Procurada e celebrada nos últimos anos por uma nova geração, Sara Tavares surge em grande plano em You Are Forgiven, álbum editado pelo cantor, músico e rapper Slow J em 2019. Também Sonhar é aliás o tema que serve de ponto de partida para o disco, um encontro feliz entre dois dos grandes intervenientes da canção portuguesa das décadas recentes (Slow J naturalmente mais novo).


Minina di Céu ft Moullinex (2021)

A morte tão prematura da cantora e compositora é particularmente dura dado que nos últimos anos a sua música parecia ampliar-se, percorrer estradas rítmicas ainda não exploradas, encontrar novos caminhos sónicos imprevisíveis. De certa forma, Sara Tavares estava ainda a inventar-se a cada canção: como cantava há vários anos em Caminhanti, "verbo ser é verbo nascer (...) mundo é movimento".

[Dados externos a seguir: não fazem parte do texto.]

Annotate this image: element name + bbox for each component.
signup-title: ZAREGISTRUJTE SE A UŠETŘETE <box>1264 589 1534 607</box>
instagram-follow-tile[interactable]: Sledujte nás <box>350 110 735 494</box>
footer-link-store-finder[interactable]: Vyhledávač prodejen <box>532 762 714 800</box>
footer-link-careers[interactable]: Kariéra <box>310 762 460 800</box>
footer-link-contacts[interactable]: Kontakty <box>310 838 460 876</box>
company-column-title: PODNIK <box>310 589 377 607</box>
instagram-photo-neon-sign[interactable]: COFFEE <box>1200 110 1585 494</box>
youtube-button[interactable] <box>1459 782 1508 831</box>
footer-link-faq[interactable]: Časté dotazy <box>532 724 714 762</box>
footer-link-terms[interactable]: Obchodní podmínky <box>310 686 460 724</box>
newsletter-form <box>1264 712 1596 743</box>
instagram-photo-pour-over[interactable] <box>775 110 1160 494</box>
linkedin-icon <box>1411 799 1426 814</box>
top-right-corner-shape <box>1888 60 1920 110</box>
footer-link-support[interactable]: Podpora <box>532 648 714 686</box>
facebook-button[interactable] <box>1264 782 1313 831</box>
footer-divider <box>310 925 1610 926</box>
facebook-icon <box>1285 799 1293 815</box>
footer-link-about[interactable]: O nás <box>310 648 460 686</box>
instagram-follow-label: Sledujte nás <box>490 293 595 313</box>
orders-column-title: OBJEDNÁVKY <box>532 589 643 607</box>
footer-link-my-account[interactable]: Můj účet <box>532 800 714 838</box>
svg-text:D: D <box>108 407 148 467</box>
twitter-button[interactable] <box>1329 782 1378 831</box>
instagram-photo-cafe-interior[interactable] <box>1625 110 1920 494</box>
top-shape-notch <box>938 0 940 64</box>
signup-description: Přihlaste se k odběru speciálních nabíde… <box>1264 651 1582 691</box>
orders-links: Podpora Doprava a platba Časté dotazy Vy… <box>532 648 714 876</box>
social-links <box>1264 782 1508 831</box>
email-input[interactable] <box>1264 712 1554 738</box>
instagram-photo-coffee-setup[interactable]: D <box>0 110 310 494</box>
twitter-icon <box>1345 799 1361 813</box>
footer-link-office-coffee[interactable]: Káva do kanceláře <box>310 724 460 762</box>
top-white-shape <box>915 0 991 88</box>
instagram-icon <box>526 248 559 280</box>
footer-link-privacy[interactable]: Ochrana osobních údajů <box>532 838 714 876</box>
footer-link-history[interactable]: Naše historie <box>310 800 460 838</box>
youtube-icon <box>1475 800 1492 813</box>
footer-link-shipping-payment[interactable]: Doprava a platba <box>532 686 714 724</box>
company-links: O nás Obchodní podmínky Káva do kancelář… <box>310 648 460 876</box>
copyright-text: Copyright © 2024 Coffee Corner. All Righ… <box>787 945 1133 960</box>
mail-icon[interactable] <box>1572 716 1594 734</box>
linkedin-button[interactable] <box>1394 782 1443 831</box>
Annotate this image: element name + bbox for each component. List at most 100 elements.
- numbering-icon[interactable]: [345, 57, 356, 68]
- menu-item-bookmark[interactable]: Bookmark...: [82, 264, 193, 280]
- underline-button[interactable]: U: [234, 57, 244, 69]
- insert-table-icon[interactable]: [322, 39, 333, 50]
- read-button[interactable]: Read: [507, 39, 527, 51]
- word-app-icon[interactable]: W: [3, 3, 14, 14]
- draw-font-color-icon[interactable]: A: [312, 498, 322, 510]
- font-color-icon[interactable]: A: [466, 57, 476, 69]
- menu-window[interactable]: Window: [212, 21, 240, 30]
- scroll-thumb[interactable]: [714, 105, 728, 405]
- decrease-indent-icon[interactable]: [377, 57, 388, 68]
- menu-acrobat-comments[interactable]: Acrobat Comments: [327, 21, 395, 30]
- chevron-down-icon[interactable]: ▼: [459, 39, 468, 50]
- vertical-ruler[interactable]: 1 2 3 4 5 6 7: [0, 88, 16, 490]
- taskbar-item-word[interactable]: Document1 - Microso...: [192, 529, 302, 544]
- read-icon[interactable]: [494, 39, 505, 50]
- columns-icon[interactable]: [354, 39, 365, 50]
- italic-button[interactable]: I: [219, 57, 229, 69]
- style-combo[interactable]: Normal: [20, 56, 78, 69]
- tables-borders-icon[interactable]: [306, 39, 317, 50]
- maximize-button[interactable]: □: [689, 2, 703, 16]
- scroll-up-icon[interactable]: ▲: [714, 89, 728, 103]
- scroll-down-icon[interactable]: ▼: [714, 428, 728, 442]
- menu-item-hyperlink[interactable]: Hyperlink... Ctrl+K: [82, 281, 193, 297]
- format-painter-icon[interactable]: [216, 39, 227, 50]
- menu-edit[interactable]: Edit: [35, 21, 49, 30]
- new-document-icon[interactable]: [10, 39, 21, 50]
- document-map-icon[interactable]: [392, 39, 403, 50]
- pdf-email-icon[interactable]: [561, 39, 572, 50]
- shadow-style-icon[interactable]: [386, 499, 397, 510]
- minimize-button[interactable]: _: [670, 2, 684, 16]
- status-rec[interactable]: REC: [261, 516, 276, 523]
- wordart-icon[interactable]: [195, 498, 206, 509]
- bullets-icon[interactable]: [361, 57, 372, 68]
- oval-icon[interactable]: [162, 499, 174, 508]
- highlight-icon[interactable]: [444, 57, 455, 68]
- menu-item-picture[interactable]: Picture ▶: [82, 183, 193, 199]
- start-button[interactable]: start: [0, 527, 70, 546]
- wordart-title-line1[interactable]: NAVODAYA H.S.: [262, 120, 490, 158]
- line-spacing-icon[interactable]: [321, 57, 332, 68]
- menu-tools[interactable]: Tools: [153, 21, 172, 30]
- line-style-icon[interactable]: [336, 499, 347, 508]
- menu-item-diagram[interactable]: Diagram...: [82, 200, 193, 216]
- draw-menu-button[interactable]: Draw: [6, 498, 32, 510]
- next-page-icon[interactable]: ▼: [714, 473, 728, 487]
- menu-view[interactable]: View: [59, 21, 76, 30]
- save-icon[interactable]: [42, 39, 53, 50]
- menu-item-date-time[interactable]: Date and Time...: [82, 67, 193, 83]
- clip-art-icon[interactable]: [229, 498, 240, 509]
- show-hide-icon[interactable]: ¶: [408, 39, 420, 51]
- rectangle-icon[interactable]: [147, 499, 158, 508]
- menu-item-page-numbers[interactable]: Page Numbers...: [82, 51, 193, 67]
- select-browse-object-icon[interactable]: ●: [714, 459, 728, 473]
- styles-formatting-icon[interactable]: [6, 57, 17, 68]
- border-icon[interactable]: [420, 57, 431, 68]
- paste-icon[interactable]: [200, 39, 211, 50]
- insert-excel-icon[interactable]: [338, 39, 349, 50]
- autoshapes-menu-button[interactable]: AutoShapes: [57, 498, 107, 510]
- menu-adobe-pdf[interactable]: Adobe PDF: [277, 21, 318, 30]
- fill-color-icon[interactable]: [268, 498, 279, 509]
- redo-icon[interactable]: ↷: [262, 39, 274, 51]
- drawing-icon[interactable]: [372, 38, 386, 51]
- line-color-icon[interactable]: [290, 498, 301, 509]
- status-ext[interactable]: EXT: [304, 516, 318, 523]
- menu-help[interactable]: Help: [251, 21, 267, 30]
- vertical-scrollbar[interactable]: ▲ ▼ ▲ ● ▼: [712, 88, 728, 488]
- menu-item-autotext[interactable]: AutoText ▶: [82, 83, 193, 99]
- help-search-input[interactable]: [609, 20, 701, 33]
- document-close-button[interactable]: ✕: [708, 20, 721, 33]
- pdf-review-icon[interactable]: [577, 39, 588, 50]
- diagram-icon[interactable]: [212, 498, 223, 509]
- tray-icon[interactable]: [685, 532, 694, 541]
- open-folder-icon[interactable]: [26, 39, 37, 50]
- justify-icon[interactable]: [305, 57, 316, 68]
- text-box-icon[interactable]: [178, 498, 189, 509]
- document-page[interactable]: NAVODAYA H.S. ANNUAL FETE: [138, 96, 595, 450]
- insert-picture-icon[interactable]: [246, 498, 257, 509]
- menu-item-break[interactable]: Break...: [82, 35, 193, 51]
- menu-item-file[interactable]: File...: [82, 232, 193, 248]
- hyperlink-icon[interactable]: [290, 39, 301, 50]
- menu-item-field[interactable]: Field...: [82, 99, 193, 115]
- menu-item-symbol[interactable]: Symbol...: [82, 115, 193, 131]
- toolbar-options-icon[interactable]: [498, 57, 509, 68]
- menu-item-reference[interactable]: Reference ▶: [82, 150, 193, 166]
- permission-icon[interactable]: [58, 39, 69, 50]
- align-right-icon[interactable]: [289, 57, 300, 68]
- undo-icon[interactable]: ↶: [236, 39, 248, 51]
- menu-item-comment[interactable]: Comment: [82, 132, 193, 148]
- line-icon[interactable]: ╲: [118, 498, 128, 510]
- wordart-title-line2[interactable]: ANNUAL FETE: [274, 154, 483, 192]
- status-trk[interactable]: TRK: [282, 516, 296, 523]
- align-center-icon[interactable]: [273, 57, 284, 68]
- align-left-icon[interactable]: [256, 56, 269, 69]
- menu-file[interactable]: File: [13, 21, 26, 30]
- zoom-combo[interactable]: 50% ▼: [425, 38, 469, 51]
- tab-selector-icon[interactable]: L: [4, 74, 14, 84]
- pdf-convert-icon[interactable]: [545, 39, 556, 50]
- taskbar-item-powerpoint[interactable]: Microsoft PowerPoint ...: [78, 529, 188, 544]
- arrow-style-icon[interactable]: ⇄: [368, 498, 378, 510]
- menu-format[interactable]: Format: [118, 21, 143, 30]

Um dia, o DJ, músico e produtor Moullinex (Luís Clara Gomes) disse a Sara Tavares que tinha o sonho de trabalhar com ela. Ela sorriu e respondeu: "É preciso que eu queira." Quis. E há cerca de dois anos, no álbum Requiem for Empathy, de Moullinex, surgiu esta Minina di Céu, a voz única de Sara Tavares a encontrar-se com batidas noturnas de pista de dança.

Grog d'Pilha (2022)

Não é a última canção revelada pela cantora e autora - essa foi Kurtidu, há meros dois meses, sendo que nos últimos tempos saíram ainda Presensa e Mumentu - mas esta Grog d'Pilha, lançada há um ano (novembro de 2022), é extraordinária, nova prova de que Sara Tavares estava a renovar-se e a encontrar novos ritmos e novos versos para a sua canção. Não se tratava apenas de estar sintonizada com o presente, mas de o estar a inventar como portal para o futuro. Que a dança sirva de homenagem.